У каждого из нас было по два огромных чемодана, а то, что не влезло в них из зимней одежды, я заранее упаковала и отправила сюда. Когда дом продадут, мне придётся вернуться, чтобы отправить сюда наши летние вещи. Почти всё остальное я собиралась оставить Бретту — не хотела никаких напоминаний о своей прошлой жизни.
— Не нужно, твоя мама заказала пиццу, когда я уезжал. Должна быть готова, как только мы приедем. И она вся в предвкушении, хочет испечь с детьми печенье сегодня вечером, — сказал он, обняв Уитни и крепко прижав её к себе. — Мы так рады, что вы здесь. Я уже говорил, что купил новые сани?
Уитни посмотрела на него с сияющей улыбкой и своими ярко-красными губами.
— Такие, которые запрягают лошади?
— Да. И эти даже больше — три ряда сидений, так что можно будет кататься вместе с вашими двоюродными братьями и сёстрами. Здорово звучит, правда?
— Очень, — улыбнулась я, чувствуя, как ком подступает к горлу от переполняющей благодарности и облегчения, что я дома. — Спасибо, папа.
Родители сказали, что мы можем оставаться в Кловерли столько, сколько понадобится, и места здесь было более чем достаточно. Когда я росла, это была небольшая семейная ферма, но за последние тридцать лет мои родители превратили её в тридцатикомнатный гостиничный комплекс с баром и рестораном. Здесь также появилась винодельня, дегустационный зал и новый ликёроводочный завод, а ферма регулярно попадала в списки лучших свадебных площадок штата. Моя сестра Эйприл занималась организацией мероприятий, и я никогда не видела, чтобы кто-то так мастерски воплощал мечты невест в реальность. Моя сестра Хлоя недавно стала новым генеральным директором, постепенно осваиваясь на этой позиции, пока папа «уходил на пенсию» в своём привычно медленном темпе.

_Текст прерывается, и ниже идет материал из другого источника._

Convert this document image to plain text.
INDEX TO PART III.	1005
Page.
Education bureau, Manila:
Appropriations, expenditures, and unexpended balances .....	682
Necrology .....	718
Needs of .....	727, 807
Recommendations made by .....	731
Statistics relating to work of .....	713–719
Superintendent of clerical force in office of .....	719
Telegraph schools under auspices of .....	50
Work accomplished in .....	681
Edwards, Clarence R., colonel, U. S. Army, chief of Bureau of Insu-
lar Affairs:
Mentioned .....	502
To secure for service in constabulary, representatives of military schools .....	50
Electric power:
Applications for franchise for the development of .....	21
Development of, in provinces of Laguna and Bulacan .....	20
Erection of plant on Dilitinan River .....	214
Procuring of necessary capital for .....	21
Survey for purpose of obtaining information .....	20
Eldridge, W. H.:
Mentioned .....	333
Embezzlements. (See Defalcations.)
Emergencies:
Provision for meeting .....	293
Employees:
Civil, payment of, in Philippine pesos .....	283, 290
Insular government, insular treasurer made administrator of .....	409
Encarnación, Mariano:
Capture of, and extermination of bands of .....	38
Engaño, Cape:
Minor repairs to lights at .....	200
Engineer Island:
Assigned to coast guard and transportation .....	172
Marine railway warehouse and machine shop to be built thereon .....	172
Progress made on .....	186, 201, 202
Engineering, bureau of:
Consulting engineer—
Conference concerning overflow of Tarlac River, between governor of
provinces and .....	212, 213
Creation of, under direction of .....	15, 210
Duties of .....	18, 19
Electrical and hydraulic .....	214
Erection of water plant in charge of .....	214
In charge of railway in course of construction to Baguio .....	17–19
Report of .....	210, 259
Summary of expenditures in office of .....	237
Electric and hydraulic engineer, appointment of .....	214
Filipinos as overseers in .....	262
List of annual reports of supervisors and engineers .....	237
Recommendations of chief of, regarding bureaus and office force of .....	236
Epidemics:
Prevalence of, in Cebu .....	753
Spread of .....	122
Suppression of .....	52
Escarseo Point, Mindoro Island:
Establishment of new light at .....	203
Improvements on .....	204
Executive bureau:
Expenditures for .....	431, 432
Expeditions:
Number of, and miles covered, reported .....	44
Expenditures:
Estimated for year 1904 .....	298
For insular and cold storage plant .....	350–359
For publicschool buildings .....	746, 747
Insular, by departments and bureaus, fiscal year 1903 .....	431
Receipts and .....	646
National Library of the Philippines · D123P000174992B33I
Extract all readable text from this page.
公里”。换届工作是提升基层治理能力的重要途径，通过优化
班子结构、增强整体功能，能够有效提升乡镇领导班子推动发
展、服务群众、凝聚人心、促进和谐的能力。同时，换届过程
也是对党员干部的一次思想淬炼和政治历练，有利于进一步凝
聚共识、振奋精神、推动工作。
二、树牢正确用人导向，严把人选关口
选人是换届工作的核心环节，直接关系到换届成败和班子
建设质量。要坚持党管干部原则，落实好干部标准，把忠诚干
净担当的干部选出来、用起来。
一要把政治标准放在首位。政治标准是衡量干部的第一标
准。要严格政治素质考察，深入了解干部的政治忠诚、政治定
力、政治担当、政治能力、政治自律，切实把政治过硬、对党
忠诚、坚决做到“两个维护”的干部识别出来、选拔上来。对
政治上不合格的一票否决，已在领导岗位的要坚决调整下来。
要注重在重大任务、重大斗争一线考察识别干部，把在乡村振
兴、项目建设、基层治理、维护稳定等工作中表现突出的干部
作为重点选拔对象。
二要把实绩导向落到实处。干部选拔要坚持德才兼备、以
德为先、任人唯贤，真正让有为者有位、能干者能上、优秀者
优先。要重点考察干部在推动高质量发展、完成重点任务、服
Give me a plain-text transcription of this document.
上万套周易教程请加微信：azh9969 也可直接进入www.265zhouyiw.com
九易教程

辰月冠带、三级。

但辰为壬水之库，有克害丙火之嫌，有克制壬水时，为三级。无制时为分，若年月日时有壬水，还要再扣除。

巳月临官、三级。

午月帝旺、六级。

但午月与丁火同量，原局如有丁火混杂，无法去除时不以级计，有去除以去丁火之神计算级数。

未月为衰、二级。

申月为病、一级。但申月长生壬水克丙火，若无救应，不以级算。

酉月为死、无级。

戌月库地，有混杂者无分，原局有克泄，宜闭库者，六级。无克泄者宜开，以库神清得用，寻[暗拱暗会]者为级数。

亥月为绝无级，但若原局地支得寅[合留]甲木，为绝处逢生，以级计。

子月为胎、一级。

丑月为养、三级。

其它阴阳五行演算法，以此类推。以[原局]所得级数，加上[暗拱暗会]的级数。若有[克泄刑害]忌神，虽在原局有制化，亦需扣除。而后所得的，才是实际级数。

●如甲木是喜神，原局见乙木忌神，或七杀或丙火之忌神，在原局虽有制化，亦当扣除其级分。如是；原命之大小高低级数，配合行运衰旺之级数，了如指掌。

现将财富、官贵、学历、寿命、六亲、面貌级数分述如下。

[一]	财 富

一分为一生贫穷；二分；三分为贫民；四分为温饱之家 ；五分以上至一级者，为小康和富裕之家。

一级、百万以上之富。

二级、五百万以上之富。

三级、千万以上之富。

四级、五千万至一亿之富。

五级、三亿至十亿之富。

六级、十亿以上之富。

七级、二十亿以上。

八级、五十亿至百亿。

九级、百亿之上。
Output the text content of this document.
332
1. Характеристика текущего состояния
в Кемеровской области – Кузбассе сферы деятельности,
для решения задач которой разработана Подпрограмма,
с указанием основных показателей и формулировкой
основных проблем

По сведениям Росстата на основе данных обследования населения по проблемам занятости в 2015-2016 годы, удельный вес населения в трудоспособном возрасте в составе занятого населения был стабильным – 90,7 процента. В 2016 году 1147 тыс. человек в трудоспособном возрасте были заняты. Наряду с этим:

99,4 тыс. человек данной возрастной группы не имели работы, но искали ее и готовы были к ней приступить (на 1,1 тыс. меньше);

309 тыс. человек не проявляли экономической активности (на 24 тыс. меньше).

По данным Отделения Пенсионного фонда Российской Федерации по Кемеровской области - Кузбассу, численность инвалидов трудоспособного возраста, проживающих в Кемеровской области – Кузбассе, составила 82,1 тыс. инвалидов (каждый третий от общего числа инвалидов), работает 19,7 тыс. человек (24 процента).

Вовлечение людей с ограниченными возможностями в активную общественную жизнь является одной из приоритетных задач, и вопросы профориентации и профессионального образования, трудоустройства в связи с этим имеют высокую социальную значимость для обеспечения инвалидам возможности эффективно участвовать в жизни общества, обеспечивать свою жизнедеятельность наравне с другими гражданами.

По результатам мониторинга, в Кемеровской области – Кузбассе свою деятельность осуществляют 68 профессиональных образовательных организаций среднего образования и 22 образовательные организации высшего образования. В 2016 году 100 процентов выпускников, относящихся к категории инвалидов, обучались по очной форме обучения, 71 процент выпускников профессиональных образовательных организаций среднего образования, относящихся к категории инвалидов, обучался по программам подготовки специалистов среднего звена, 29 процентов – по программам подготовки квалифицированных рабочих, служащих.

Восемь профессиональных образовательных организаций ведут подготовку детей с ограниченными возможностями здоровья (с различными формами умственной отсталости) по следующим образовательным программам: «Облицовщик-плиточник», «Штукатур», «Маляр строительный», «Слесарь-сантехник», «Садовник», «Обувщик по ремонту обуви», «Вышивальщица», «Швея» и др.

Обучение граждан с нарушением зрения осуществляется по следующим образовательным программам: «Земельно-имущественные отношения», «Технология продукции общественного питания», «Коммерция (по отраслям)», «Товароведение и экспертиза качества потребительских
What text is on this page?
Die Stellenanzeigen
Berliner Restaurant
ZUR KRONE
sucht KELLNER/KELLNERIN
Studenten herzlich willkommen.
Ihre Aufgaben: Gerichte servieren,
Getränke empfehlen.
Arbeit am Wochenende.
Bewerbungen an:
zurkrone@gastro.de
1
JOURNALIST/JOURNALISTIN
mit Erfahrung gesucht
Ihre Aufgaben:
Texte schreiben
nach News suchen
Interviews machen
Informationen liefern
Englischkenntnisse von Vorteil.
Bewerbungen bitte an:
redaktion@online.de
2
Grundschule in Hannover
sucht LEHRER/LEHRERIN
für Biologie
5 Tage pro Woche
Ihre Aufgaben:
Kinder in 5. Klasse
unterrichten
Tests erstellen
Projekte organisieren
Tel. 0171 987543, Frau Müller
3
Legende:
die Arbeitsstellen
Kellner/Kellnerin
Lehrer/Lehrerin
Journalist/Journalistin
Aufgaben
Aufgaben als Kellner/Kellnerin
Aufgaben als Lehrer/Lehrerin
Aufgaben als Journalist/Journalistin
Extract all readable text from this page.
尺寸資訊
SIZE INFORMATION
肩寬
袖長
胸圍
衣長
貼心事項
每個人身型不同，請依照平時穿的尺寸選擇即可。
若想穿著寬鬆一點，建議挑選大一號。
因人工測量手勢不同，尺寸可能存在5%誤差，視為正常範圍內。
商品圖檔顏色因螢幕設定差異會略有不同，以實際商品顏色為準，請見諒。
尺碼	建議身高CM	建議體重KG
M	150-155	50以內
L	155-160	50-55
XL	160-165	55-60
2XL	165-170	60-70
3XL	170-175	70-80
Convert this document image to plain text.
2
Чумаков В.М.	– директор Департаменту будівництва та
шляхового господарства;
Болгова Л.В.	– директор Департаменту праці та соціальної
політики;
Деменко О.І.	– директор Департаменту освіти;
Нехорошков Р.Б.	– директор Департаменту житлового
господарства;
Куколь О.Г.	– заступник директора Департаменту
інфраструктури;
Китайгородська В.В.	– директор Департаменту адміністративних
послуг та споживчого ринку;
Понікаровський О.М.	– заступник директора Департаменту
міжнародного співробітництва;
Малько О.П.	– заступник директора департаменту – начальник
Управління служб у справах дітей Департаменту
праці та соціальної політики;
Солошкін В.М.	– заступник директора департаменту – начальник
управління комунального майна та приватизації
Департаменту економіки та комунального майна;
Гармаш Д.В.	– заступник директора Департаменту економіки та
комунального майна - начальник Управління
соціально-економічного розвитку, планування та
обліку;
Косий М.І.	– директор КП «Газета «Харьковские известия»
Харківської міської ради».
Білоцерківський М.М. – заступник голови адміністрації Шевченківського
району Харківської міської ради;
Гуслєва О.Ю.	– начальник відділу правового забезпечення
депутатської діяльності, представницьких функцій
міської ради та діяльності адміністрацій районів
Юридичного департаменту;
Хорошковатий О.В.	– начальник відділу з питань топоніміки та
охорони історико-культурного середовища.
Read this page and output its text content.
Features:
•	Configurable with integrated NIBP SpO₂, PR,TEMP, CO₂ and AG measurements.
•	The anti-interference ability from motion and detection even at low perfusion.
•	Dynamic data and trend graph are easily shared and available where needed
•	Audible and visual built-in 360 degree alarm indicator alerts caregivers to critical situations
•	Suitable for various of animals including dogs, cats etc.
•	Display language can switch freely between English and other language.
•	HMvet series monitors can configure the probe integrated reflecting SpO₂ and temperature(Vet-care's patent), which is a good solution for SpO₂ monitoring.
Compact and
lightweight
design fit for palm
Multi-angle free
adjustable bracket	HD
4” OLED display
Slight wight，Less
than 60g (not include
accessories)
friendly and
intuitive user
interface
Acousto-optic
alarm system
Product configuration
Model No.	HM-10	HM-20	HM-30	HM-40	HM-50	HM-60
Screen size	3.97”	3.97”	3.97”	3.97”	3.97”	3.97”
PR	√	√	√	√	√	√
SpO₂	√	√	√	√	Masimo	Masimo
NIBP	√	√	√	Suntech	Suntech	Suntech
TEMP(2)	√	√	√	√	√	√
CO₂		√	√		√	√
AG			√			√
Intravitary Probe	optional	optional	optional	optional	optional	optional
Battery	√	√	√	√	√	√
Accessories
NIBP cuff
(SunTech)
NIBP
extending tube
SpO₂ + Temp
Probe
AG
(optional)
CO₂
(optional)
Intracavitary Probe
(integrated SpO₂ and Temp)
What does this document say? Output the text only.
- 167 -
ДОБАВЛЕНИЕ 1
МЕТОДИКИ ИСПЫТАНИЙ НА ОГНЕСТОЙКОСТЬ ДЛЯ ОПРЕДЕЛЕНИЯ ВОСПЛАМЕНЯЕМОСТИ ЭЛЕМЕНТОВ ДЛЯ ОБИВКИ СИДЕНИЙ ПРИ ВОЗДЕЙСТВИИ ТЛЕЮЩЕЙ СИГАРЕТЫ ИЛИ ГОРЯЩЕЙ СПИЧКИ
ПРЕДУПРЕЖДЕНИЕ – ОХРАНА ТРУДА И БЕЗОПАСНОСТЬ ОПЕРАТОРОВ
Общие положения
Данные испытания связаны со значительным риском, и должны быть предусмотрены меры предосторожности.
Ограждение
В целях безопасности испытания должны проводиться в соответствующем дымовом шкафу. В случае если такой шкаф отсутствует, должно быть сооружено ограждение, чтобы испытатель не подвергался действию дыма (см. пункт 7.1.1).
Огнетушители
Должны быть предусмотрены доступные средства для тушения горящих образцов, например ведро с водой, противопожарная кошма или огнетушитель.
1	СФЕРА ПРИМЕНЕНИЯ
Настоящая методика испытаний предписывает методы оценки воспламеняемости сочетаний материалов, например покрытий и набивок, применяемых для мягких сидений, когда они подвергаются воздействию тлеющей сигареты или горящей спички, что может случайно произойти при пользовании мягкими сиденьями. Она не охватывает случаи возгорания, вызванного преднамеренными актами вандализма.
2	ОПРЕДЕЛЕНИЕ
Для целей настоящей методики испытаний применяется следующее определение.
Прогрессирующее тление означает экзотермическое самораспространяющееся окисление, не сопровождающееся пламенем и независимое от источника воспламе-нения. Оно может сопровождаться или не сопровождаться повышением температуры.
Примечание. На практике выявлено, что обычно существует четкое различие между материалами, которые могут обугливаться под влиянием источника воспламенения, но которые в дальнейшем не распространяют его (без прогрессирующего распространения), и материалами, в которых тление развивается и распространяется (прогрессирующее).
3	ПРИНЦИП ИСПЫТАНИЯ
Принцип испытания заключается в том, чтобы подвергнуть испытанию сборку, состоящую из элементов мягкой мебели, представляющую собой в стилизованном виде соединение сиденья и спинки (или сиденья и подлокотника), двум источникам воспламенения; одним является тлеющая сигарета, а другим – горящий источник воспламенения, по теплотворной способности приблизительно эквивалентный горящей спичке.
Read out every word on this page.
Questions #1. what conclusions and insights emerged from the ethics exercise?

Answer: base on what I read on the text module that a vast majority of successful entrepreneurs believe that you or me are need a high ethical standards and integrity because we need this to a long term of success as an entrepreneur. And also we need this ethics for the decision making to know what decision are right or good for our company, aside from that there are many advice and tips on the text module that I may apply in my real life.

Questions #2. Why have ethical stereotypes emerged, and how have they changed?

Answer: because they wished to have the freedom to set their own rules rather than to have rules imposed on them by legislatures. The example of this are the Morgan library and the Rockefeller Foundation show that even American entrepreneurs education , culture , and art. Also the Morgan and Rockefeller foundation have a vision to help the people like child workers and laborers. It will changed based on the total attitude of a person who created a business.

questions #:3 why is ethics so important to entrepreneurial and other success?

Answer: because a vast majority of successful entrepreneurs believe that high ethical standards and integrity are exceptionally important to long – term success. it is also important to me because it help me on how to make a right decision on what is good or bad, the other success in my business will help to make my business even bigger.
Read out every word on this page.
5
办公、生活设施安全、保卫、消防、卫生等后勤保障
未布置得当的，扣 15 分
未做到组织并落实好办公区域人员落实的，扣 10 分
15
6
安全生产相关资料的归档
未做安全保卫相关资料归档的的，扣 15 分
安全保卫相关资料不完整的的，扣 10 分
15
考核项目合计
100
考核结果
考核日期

— Кто-нибудь ещё придёт на ужин? — спросила я, когда мы отправились в тридцатиминутную поездку от аэропорта до фермы.
— Кажется, Эйприл собиралась заехать.
— Сегодня нет свадеб? — удивилась я, ведь по субботам всегда были брони.
— Свадьба была днём, так что она рассчитывает закончить к семи. Но завтра на семейный ужин соберутся все, а во вторник будет большая вечеринка в гостинице.
Я кивнула. Родители всегда устраивали большое рождественское празднование в гостинице для сотрудников, родственников и близких друзей. Я уже несколько лет не была на них, потому что Бретт предпочитал праздновать Рождество в Аспене, а не в Кловерли, но из детства я помнила эти вечера как тёплые, шумные, весёлые встречи, полные людей в приподнятом настроении. Частично я с нетерпением ждала этого, а частично боялась, что придётся снова и снова объяснять всем, где Бретт.